Roskam, Lance and Costello all won their current terms with the NRA’s endorsement after earning 93 percent approval ratings from the group in the previous Congress. The others had much lower scores.

Both Democrats in competitive races who voted for the bill, Collin C. Peterson of Minnesota and Ron Kind of Wisconsin, have mixed records in the eyes of gun rights groups.

Another tack

A similar measure — without any concealed carry provisions attached to weigh it down — has the sponsorship of 13 Democratic and a dozen Republican senators. But its author, Majority Whip John Cornyn of Texas, openly doubts that he can get the narrow bill passed now that senators supportive of the NRA have the opportunity to push instead for the two-pronged House measure.
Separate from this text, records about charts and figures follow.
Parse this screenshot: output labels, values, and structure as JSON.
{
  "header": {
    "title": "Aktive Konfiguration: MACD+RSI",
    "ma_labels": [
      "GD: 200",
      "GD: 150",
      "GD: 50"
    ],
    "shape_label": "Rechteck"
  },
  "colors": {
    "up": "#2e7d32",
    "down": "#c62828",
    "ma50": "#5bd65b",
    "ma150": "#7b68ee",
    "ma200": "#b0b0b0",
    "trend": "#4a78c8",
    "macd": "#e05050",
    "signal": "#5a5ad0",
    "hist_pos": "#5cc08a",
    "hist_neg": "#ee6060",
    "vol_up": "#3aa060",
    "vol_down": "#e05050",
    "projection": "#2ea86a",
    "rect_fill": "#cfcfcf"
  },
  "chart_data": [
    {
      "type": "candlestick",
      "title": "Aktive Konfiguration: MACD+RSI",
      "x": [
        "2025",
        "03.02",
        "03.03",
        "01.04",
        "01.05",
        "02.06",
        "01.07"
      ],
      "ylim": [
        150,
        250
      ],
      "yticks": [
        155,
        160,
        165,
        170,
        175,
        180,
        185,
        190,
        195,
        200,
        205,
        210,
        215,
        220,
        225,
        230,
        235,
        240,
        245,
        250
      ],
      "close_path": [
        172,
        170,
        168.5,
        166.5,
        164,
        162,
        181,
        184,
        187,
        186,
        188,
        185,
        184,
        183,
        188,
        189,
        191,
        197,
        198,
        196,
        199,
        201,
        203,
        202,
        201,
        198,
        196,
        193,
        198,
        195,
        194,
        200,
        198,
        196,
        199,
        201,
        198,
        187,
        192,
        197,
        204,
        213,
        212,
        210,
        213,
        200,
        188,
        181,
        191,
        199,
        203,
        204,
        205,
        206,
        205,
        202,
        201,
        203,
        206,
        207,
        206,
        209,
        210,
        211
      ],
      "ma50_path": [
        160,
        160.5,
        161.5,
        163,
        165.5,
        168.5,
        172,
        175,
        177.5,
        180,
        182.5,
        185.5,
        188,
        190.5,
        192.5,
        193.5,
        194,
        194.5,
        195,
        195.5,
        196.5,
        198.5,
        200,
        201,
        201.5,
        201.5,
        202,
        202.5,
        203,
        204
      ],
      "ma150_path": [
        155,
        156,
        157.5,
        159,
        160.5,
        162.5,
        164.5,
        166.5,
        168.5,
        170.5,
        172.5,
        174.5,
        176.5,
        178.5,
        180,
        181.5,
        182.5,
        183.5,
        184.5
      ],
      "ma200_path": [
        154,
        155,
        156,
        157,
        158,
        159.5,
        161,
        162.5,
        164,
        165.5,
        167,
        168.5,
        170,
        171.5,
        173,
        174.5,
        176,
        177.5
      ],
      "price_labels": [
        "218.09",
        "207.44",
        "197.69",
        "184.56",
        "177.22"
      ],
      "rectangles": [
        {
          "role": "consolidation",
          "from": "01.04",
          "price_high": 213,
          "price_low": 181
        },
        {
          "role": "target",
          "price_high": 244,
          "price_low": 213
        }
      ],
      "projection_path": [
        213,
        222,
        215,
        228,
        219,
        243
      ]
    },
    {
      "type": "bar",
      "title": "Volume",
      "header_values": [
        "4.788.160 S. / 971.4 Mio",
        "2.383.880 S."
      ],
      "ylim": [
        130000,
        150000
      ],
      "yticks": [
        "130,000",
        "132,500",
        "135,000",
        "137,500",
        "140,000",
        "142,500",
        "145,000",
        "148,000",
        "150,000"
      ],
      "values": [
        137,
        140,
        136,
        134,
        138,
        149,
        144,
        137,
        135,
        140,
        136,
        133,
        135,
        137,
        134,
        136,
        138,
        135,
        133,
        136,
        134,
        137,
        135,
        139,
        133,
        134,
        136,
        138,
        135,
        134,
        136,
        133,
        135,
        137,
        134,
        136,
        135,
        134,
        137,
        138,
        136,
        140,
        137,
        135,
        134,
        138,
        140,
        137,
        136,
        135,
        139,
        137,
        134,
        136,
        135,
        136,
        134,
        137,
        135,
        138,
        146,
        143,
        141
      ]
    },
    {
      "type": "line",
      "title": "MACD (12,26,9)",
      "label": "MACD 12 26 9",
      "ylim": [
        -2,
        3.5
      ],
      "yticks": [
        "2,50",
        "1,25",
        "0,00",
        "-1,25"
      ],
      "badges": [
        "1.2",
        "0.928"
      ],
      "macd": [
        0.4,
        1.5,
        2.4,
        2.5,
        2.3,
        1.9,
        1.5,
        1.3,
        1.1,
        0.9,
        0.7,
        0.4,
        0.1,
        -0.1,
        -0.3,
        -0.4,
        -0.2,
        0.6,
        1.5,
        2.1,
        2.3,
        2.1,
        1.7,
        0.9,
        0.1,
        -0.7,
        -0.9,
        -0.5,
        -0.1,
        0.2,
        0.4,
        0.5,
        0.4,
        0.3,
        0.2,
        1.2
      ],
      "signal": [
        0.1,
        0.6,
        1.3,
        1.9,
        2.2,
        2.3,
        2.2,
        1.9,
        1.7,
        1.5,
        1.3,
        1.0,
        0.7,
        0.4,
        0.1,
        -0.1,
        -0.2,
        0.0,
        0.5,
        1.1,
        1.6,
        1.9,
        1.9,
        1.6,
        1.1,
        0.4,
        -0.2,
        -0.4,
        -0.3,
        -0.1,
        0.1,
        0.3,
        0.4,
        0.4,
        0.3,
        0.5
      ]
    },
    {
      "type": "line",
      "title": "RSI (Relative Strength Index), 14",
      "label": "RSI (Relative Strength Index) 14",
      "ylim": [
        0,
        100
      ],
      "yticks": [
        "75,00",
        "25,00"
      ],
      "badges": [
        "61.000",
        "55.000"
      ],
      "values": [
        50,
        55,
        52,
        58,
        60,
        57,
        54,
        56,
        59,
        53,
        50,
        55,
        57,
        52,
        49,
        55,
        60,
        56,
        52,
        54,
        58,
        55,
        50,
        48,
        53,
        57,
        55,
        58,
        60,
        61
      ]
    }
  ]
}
The House’s concealed carry bill has already bubbled up in at least one Senate race. Both leading candidates for the GOP nomination in West Virginia, state Attorney General Patrick Morrisey and Rep. Evan Jenkins, are touting their support for the bill in contrast to the position of the incumbent, Democrat Joe Manchin III, who has become a leading Democratic gun control advocate in the past five years after decades on the other side of the issue.

The House bill also tells the Justice Department to study — but only study — the criminal use of “bump stocks,” the piece of equipment that transforms a semiautomatic weapon into a de facto machine gun. Such devices enabled a gunman in Las Vegas to kill 58 people and roughly 500 others at a concert in October. Legislation to outlaw bump stocks has been put on hold by GOP leaders while the Justice Department determines whether current laws allow the product to be pulled off the shelves because using them amounts to manufacturing a prohibited kind of gun.